# Radiator replacement 740i



## factorydiecast (Apr 21, 2006)

We just picked up our 2000 740i . I was adjusting the headlamps, under the hood, and noticed some coolant, near the top hose. The car has 78,000 miles , and we were told the next thing to go would be the radiator. As being a car guy , and worked on all my cars, Could this be tackled by myself, and where is the best bet to buy the parts?? Or what is the going rate at a BMW repair shop, and or Dealer??thanks in advance


----------



## M.Wong (Jan 9, 2003)

Mail order from Vaheh at Crevier BMW. He will sell you the hoses, expansion tank/cap too. e-mail: [email protected]

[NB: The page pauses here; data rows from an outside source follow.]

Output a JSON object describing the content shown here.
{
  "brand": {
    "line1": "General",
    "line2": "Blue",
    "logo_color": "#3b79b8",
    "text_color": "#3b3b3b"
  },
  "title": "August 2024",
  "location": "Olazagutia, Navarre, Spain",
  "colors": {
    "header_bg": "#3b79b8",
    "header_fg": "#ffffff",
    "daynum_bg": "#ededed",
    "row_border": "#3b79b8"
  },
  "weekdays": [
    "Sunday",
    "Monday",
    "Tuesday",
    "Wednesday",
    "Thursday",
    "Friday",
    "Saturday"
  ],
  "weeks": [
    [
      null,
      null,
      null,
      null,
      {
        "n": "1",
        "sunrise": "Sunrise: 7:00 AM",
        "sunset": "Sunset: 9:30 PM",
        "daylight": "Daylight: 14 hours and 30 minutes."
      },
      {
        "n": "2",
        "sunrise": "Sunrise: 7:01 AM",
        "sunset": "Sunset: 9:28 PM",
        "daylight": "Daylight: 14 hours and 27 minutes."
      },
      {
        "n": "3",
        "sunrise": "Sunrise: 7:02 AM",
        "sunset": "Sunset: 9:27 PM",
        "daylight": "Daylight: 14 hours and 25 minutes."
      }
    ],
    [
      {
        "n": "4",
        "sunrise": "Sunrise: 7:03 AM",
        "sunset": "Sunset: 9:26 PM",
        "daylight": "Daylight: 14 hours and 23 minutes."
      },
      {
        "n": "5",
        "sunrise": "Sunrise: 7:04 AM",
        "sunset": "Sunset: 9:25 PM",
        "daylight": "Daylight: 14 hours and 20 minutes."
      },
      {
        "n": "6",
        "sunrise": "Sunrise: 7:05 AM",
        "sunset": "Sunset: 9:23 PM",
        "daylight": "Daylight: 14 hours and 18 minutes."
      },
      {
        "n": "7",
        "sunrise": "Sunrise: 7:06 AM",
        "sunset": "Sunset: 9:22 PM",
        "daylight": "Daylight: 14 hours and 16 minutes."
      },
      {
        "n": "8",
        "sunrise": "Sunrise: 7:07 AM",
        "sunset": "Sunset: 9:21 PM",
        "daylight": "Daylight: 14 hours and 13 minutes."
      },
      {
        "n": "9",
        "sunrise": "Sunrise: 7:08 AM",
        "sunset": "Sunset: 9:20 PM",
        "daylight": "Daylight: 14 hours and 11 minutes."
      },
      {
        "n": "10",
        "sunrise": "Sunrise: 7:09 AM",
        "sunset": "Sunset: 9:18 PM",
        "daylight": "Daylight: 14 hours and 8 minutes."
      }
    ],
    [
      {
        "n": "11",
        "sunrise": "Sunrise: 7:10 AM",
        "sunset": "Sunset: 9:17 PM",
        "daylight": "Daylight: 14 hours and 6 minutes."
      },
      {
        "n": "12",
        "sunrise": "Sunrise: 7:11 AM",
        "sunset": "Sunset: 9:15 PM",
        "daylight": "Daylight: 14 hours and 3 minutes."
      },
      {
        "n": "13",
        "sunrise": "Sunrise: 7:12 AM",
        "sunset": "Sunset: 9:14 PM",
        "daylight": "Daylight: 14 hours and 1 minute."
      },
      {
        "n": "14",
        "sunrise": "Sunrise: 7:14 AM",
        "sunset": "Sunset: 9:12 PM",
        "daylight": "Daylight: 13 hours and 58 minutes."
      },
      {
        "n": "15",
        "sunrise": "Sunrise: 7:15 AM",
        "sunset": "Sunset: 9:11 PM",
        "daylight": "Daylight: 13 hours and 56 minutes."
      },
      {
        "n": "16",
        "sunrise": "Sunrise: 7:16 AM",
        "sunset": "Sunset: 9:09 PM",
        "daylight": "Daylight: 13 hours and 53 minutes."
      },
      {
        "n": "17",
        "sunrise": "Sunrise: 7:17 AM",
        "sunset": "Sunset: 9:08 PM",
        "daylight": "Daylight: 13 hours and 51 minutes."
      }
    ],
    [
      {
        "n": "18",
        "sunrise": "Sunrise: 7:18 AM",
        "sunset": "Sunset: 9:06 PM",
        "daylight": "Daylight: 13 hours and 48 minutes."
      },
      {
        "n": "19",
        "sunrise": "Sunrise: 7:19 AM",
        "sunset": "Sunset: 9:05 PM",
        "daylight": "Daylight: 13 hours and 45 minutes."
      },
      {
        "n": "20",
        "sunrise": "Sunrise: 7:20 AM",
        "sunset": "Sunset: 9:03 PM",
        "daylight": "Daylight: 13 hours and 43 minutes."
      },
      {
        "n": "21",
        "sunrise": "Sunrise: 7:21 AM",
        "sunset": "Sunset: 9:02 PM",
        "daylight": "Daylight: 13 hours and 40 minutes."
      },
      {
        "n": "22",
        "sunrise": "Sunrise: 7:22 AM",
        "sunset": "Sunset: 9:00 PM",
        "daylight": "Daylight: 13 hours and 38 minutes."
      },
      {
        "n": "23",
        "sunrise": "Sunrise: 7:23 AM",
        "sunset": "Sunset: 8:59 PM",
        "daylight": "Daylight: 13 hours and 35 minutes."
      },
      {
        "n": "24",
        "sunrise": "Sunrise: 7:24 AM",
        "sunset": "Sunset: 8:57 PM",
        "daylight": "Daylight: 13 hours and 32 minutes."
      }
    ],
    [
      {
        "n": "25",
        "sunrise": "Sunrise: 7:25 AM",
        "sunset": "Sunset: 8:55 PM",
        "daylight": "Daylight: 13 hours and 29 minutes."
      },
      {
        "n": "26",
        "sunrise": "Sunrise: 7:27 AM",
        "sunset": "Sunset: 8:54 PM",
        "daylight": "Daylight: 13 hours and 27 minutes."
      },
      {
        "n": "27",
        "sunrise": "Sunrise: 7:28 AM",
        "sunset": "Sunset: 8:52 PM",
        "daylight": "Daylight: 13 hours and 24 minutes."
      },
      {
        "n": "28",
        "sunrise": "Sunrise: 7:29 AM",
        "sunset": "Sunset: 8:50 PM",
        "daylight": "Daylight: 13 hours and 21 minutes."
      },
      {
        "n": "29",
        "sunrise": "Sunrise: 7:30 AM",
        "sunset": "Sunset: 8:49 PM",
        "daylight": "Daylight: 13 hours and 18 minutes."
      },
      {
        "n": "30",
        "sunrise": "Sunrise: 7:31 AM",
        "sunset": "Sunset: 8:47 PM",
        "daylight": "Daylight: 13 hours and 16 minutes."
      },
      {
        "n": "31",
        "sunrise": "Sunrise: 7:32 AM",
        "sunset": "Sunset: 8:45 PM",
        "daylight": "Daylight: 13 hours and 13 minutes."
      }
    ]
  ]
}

Sometimes you just need to replace the nipple on the top driver's side. But if you are on the original radiator and expansion tank at 78K miles, I would just do the whole thing.
Nipple replacement









Link: Radiator replacement

I think people often do the water pump and thermostat at the same time. Link: Radiator, water pump, thermostat replacement info


----------



## factorydiecast (Apr 21, 2006)

Found a local BMW mechanic , will replace the Radiator , expansion tank and new hoses for $575.00 with parts and labor, all oem parts. Is that good ??


----------



## factorydiecast (Apr 21, 2006)

We had a new radiator replaced at 79,000 miles. A month later it split down the side , where the plastic meets the metal. It was a Behr OEM radiator. Our service guy replaced it , and said that he had never seen that before. Has anyone else heard of this happening??


----------



## JT///M3 (Feb 16, 2003)

when you change out the radiator fluid, is using drinking water (purified), the same as using distilled water? I'm a bit confused on this. I thought drinking water (purified bottled water) was the same as distilled.


----------



## ZIGGURAT89 (Oct 7, 2002)

You should use distilled water.


----------